Com tantas opções on-line e na porta de suas casas em outras cidades e outros Estados, por que os clientes varejistas ou consumidores finais precisariam vir a Cianorte, se na internet, nos representantes ou em lojas de suas cidades há mais diversidade, lazer, infraestruturas e o mesmo produto original de Cianorte com preços iguais ou até menores?

Acredito que Cianorte continua sendo a Capital do Vestuário (só na confecção), mas o polo comercial atacadista já se perdeu de modo irreversível e a cada dia menos lojas e menos shoppings temos.

É urgente que se proponham atrativos

para que novas Atividades Econômicas se instalem em Cianorte!

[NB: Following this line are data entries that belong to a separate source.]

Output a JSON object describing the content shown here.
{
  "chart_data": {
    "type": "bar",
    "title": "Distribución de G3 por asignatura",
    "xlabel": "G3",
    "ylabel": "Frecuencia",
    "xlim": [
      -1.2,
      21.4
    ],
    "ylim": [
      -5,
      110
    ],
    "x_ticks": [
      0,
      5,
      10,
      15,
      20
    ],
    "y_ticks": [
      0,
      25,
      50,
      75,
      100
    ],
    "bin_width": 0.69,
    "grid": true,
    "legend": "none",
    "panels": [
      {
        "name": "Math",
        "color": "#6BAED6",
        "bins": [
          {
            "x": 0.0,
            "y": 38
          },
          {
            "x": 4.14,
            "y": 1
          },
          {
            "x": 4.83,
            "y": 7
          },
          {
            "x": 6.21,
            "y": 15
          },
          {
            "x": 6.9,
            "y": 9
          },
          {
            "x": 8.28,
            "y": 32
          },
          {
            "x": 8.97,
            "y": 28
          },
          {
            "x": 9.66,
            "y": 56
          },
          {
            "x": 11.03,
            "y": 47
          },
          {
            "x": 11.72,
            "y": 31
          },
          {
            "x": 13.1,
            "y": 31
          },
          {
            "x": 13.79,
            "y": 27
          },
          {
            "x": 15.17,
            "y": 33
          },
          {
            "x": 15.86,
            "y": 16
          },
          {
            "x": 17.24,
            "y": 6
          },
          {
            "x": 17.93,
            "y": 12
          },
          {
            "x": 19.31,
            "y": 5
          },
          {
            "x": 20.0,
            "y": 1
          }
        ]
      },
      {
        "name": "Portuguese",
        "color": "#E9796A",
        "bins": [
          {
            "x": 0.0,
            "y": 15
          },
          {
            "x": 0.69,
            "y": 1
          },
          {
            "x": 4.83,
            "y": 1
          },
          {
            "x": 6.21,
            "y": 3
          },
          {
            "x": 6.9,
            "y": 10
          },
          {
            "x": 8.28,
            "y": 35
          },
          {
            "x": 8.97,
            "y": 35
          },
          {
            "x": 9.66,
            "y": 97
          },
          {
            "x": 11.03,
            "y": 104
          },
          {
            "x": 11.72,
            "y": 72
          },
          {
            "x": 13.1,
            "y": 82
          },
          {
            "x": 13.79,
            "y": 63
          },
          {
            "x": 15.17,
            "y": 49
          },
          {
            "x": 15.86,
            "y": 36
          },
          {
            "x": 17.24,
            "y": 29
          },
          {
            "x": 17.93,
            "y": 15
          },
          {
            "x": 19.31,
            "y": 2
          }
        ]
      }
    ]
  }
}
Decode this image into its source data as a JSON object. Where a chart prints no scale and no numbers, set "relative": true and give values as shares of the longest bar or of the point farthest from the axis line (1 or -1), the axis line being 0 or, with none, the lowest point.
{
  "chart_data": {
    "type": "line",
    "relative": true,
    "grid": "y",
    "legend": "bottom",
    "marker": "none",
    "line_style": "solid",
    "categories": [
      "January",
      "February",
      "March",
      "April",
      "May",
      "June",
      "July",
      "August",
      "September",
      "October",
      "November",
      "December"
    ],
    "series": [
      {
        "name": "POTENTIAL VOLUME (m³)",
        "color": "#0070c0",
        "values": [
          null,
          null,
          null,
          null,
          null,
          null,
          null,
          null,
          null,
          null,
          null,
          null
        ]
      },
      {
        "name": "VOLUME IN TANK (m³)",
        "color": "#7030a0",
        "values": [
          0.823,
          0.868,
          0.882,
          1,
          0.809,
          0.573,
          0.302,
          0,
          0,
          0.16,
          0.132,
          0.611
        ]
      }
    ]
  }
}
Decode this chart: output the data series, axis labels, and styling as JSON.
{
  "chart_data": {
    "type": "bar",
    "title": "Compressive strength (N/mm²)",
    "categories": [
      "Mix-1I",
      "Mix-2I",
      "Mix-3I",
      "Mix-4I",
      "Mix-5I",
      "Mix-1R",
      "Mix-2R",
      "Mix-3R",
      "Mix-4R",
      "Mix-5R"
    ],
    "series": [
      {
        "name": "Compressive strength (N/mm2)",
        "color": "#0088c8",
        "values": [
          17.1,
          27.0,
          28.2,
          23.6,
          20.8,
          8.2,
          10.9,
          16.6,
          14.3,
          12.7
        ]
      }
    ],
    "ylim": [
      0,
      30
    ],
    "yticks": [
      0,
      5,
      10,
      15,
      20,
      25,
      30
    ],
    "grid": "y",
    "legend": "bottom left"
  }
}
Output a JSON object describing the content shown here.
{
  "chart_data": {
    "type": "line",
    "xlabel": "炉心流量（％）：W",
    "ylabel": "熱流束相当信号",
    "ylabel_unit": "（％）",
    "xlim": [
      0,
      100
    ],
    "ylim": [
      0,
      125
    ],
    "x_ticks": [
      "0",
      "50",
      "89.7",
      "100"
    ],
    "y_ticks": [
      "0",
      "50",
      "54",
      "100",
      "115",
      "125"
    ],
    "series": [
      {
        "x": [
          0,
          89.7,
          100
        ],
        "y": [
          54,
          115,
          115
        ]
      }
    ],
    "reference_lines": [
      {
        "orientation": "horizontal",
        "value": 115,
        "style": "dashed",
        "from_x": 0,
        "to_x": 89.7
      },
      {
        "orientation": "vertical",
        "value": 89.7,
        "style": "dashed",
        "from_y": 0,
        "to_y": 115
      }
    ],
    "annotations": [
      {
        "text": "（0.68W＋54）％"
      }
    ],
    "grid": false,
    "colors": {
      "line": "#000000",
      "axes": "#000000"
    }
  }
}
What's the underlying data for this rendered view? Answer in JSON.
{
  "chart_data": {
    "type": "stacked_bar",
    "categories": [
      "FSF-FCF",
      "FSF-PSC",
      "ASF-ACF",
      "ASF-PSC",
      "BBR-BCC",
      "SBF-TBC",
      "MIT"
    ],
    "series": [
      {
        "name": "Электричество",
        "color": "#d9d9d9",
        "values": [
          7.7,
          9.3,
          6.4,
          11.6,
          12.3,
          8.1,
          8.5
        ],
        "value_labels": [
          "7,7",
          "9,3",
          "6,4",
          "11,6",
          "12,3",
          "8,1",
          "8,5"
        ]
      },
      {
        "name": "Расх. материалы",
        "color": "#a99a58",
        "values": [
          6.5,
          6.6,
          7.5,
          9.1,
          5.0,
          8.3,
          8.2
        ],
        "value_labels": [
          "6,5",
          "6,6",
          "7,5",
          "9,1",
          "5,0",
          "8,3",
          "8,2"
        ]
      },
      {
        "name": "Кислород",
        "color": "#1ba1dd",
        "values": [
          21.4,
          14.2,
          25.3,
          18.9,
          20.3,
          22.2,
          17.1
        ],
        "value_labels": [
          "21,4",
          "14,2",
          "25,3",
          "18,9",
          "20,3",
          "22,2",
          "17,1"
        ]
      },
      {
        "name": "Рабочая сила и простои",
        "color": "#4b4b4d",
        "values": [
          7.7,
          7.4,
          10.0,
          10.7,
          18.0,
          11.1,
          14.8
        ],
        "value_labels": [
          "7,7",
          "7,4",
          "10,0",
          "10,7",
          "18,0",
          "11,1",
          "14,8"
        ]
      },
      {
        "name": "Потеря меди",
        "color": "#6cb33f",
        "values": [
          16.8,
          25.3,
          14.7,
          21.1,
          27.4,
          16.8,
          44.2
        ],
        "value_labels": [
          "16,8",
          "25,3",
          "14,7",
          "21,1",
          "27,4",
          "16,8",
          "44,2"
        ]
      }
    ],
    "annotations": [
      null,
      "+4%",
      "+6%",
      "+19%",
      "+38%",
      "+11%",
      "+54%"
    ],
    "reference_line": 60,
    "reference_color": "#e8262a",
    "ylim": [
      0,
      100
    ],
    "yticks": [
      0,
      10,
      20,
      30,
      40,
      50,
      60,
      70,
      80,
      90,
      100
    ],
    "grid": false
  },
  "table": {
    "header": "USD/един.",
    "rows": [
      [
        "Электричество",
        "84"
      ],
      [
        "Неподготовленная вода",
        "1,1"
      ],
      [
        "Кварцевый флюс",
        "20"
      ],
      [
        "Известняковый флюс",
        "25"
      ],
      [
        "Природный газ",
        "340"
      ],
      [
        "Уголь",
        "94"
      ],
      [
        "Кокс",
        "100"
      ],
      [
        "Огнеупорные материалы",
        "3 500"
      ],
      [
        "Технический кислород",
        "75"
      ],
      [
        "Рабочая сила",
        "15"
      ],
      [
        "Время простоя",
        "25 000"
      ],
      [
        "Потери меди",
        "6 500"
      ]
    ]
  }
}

Precisamos do governo municipal, estadual e federal e de seus representantes como vereadores, secretários, prefeito, deputados, senadores e governador. Precisamos que se engajem nas estratégias e tragam infraestruturas de transporte, energia, gestão, ensino técnico e universitário afim atrair estudantes, profissionais qualificados, novos e mais investidores, empreendedores, indústrias, comerciantes, prestadores de serviços e até reativar a Ferrovia para criar uma diversificação industrial, de comércio, serviços e logística, pois é certo que ninguém quer outra crise como a da década de 1960/1970 onde o café era a principal atividade econômica do município e uma grande parcela da população acabou emigrando...

Por fim, vale lembrar que a EXPOVEST 2022, a nossa tradicional feira de vestuário com exposições, desfiles, lançamentos e vendas que atraiam centenas de excursões de compradores de vários Estados do Brasil e do exterior, seja pela pandemia de 2020 e 2021 ou pela falta de apoio público, neste ano foi bem discreta e nesta que foi a 49ª edição, foi a primeira a não receber nenhum centavo de investimento público de Cianorte.

Se nossos representantes do executivo e legislativo, municipal, estadual e federal não agirem em proteção e investimentos na nossa Capital do Vestuário, além do polo atacadista e comercial, podemos também perder o polo confeccionista, industrial, fabril...

E daí? Se Cianorte não for mais Capital do Vestuário? Será capital do que?